Once White had identified recurring patterns in the campaign, the Unit 42 team wrote scripts to automate the identification of the shadow domains. He identified 15,000 illicit subdomains in all; GoDaddy shut them down in March.
Making a Dent
White isn’t the first person to look under the hood of these spam campaigns. Security reporter Brian Krebs took a close look at two major spam pharmacies in his 2014 book Spam Nation. And even the Today Show investigated a specific malicious ad that showed a fake Savannah Guthrie endorsement. But actually dismantling these networks doesn’t happen as often as you’d think.
In part that’s because, frankly, it’s not worth it. White scratched an itch, but it’s not one that most researchers—or law enforcement agencies—share. “The unfortunate truth is they’ll probably be back after this,” says Miller-Osborn. “It’s not the easiest thing to prosecute. It doesn’t necessarily have the biggest penalty if you did prosecute it. There’s not a ton of impetus on either side, going after them or motivation not to do it.”
But maybe this takedown makes an argument that there should be more of an effort to dismantle these campaigns. The dozens of shortened links White found were clicked an average of 273 times each. Extrapolate that out to 15,000 subdomains, and you wind up with millions of potential victims.

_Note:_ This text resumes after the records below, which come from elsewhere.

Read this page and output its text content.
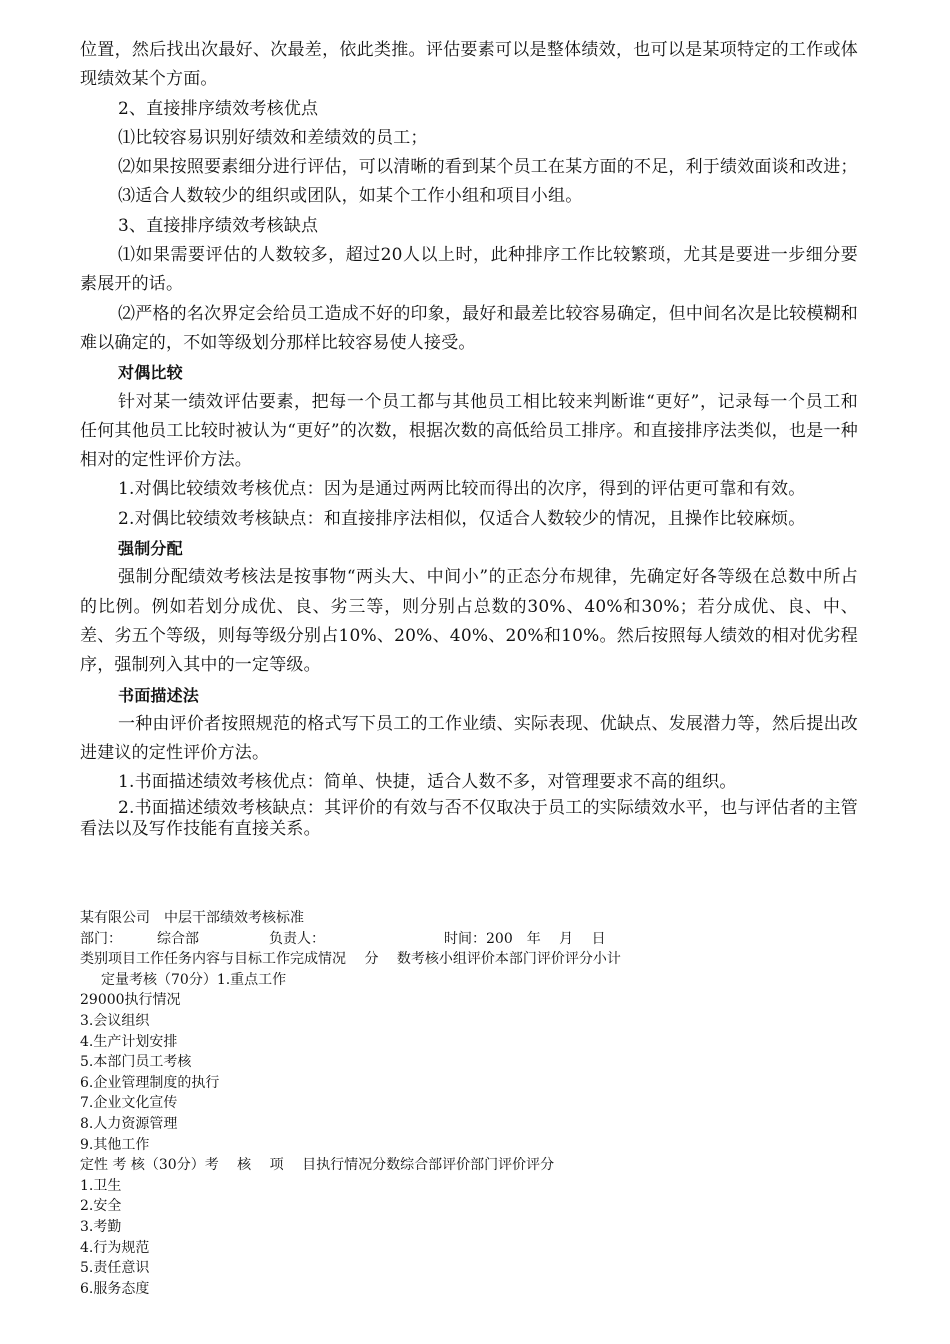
位置，然后找出次最好、次最差，依此类推。评估要素可以是整体绩效，也可以是某项特定的工作或体现绩效某个方面。

2、直接排序绩效考核优点

⑴比较容易识别好绩效和差绩效的员工；

⑵如果按照要素细分进行评估，可以清晰的看到某个员工在某方面的不足，利于绩效面谈和改进；

⑶适合人数较少的组织或团队，如某个工作小组和项目小组。

3、直接排序绩效考核缺点

⑴如果需要评估的人数较多，超过20人以上时，此种排序工作比较繁琐，尤其是要进一步细分要素展开的话。

⑵严格的名次界定会给员工造成不好的印象，最好和最差比较容易确定，但中间名次是比较模糊和难以确定的，不如等级划分那样比较容易使人接受。

对偶比较

针对某一绩效评估要素，把每一个员工都与其他员工相比较来判断谁“更好”，记录每一个员工和任何其他员工比较时被认为“更好”的次数，根据次数的高低给员工排序。和直接排序法类似，也是一种相对的定性评价方法。

1.对偶比较绩效考核优点：因为是通过两两比较而得出的次序，得到的评估更可靠和有效。

2.对偶比较绩效考核缺点：和直接排序法相似，仅适合人数较少的情况，且操作比较麻烦。

强制分配

强制分配绩效考核法是按事物“两头大、中间小”的正态分布规律，先确定好各等级在总数中所占的比例。例如若划分成优、良、劣三等，则分别占总数的30%、40%和30%；若分成优、良、中、差、劣五个等级，则每等级分别占10%、20%、40%、20%和10%。然后按照每人绩效的相对优劣程序，强制列入其中的一定等级。

书面描述法

一种由评价者按照规范的格式写下员工的工作业绩、实际表现、优缺点、发展潜力等，然后提出改进建议的定性评价方法。

1.书面描述绩效考核优点：简单、快捷，适合人数不多，对管理要求不高的组织。

2.书面描述绩效考核缺点：其评价的有效与否不仅取决于员工的实际绩效水平，也与评估者的主管看法以及写作技能有直接关系。

某有限公司　中层干部绩效考核标准
部门：　　　综合部　　　　　负责人：　　　　　　　　　时间：200　年　 月　 日
类别项目工作任务内容与目标工作完成情况　 分　 数考核小组评价本部门评价评分小计
定量考核（70分）1.重点工作
29000执行情况
3.会议组织
4.生产计划安排
5.本部门员工考核
6.企业管理制度的执行
7.企业文化宣传
8.人力资源管理
9.其他工作
定性 考 核（30分）考　 核　 项　 目执行情况分数综合部评价部门评价评分
1.卫生
2.安全
3.考勤
4.行为规范
5.责任意识
6.服务态度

Unit 42 has no insight into how many people actually fell for the scam, and the actual number of credit cards that wound up in the hands of bad-faith drug merchants is likely much smaller. “There’s not like a 100 percent conversion rate,” says Crane Hassold, senior director of threat research at security firm Agari. “You’ll have a population of potential victims who click on a link and go to a website, but there’s a large percentage of those people who don’t end up getting compromised.”
Still, there’s a reason you see this particular scam everywhere: It’s profitable. Even if torpedoing 15,000 domains won’t put much of a dent in one of the most pervasive scourges of the web—as Miller-Osborn fully acknowledges—it at least shines a light on the problem. You can’t clear all the rats out of the sewer, but you can at least remind them that you’re there.